Are you swallowing warnings or exceptions? The MySQL sample would on face value be expected to produce a duplicate key error. It could be failing while doing nothing at all. What Cassandra might do in the same case isn’t something I’m familiar with.

My limited experience of Cassandra tell me one thing about inserts, while performance of everything else degrades as data grows, inserts appear to maintain the same speed. How fast it is compared to MySQL however isn’t something I’ve tested.

It might not be so much that inserts are fast but rather tries to be never slow. If you want a more meaningful test you need to incorporate concurrency and more variations on scenario such as large data sets, various batch sizes, etc. More complex tests might test latency for availability of data post insert and read speed over time.

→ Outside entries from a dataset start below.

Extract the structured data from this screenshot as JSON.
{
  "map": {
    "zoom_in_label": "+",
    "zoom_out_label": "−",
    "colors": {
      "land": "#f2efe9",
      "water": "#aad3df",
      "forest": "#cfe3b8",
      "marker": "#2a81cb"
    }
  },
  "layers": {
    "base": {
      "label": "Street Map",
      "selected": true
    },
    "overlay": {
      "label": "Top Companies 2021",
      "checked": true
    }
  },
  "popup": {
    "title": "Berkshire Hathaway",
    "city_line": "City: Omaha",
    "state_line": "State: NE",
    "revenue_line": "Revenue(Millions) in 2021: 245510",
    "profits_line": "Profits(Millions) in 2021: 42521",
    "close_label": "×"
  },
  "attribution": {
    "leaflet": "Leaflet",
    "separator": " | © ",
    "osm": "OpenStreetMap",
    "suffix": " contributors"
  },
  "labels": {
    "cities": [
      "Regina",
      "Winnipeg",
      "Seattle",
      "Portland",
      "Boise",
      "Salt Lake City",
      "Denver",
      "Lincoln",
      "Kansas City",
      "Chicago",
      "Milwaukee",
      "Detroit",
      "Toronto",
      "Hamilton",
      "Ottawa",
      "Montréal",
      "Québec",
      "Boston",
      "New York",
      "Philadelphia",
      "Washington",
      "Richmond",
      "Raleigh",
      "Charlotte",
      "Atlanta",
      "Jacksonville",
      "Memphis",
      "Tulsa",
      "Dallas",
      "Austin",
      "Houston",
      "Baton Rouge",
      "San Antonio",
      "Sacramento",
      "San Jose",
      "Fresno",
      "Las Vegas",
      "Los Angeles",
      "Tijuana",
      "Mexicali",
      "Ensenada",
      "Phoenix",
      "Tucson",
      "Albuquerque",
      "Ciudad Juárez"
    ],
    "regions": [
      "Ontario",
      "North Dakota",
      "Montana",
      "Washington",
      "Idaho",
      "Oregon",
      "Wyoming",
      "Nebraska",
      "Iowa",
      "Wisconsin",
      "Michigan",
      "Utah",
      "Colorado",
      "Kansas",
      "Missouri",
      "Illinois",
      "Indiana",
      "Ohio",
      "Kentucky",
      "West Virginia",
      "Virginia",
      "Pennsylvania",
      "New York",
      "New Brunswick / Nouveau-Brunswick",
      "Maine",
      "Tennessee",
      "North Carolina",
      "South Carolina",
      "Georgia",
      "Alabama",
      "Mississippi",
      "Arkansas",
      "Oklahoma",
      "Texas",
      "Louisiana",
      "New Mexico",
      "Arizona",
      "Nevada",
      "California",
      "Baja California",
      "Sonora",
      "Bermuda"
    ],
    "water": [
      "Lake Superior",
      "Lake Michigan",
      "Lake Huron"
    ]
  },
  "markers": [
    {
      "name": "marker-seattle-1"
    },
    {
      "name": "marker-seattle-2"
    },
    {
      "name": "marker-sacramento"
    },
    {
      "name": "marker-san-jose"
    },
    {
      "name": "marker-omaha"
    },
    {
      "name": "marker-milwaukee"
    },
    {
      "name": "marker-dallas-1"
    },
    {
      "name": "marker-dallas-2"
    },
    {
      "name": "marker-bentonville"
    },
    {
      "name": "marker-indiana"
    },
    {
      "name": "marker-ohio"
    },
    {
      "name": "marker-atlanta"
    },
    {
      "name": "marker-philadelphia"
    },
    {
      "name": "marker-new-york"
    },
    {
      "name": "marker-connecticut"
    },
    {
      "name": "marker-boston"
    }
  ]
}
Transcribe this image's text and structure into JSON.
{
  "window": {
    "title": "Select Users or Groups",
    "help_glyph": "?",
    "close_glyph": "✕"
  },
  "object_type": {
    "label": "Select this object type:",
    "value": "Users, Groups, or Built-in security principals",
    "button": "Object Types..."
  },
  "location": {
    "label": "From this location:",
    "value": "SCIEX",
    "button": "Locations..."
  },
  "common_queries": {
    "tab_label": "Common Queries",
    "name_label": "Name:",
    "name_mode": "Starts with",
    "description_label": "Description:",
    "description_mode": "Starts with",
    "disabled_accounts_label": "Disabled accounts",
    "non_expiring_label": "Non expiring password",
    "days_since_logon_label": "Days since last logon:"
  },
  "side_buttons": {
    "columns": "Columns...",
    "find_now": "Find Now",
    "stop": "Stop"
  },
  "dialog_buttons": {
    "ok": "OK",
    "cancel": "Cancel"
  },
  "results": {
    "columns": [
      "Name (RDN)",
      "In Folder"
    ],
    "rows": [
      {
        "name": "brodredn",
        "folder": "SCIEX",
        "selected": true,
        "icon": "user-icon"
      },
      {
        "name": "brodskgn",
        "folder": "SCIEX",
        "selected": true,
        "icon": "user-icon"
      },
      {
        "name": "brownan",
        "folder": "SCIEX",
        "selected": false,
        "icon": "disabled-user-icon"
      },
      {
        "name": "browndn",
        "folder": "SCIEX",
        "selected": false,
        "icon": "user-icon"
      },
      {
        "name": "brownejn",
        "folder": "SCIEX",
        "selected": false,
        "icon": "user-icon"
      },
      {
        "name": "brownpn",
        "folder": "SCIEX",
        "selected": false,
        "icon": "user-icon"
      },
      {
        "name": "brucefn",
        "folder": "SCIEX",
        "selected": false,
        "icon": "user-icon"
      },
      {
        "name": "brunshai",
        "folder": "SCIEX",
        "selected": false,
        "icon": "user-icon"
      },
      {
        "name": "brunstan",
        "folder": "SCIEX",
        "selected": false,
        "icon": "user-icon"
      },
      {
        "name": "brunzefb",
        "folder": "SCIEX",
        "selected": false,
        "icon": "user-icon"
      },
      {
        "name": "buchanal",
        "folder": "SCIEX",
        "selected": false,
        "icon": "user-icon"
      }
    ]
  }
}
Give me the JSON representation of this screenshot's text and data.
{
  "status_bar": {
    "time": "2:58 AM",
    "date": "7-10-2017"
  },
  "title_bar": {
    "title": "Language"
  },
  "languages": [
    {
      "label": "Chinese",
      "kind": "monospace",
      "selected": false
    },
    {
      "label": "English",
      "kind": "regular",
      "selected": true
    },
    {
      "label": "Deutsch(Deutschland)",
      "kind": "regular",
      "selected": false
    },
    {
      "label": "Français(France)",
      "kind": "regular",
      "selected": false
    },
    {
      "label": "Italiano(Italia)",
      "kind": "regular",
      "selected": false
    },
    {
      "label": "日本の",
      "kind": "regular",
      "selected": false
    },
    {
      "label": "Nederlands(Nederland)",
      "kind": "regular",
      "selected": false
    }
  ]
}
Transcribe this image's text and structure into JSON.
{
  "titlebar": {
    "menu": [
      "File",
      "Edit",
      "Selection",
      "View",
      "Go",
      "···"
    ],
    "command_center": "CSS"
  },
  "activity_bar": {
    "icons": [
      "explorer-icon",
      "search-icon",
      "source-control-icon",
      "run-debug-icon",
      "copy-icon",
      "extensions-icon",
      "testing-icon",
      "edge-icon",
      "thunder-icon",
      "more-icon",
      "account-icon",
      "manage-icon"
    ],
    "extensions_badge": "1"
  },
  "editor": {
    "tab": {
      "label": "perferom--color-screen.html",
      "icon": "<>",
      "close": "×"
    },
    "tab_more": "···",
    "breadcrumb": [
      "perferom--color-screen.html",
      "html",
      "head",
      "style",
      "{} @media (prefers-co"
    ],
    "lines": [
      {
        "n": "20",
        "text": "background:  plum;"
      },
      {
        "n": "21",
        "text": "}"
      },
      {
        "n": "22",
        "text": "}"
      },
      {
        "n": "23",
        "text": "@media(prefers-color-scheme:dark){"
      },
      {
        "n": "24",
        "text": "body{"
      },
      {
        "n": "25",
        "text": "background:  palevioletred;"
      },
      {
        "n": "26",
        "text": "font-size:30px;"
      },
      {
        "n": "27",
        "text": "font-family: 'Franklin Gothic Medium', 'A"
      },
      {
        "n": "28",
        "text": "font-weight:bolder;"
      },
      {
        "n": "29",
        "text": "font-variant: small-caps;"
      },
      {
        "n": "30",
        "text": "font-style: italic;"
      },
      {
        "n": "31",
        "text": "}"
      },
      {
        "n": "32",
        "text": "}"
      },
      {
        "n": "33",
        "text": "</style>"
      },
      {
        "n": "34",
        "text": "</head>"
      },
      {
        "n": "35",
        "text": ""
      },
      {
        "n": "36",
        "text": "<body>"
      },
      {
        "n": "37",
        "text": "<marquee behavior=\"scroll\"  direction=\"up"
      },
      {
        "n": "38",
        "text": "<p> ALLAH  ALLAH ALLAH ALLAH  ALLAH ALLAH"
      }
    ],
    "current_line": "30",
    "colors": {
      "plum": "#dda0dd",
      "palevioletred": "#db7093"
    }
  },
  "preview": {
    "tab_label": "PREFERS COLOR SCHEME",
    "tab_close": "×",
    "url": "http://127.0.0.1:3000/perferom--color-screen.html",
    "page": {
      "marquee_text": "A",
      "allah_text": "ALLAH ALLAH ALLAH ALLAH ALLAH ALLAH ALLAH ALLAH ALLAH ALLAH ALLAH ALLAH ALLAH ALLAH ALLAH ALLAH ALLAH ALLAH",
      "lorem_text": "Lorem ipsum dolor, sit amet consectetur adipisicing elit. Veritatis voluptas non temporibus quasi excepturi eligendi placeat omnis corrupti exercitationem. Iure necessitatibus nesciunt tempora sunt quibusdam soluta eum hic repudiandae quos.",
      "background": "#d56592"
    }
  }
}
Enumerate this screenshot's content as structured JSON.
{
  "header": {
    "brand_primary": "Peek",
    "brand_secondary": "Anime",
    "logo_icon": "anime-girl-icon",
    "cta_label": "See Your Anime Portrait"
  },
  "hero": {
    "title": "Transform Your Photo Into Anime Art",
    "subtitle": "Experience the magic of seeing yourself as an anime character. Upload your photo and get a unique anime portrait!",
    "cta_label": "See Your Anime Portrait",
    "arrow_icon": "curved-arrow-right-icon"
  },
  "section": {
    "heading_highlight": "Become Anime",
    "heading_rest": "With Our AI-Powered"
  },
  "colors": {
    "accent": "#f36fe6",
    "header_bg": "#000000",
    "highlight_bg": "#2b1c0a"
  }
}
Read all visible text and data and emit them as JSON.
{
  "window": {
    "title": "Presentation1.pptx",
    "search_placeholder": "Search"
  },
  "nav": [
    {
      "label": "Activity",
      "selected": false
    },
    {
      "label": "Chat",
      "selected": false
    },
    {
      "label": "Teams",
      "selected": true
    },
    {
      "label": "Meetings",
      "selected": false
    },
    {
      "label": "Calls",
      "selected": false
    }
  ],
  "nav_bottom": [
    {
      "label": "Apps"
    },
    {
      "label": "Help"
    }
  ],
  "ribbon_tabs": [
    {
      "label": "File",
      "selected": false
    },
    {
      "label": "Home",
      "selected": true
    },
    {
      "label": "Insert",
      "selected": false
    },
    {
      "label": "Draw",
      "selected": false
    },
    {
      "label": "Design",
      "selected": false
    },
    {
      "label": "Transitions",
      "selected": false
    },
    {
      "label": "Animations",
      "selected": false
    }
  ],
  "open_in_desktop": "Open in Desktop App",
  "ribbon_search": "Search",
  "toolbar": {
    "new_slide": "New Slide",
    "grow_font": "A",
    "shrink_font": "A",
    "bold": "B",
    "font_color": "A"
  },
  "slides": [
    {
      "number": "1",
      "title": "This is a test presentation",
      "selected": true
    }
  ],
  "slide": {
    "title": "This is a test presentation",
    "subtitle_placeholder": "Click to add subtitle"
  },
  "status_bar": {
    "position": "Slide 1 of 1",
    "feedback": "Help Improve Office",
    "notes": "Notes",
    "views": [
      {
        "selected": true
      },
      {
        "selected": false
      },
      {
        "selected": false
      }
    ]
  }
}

It would not surprise me if Cassandra’s first port of call for inserting data is to put it on a queue or to simply append. This is configurable if you look at consistency level. MySQL similarly allows you to balance performance and reliability/availability though each will have variations on what they allow and don’t allow.

Outside of that unless you get into the internals it may be hard to tell why one performs better than the other.

I did some benchmarks of a use case I had for Cassandra a while ago. For the benchmark it would insert tens of thousands of rows first. I had to make the script sleep for a few seconds because otherwise queries run after the fact would not see the data and the results would be inconsistent between implementations I was testing.

If you really want fast inserts, append to a file on ramdisk.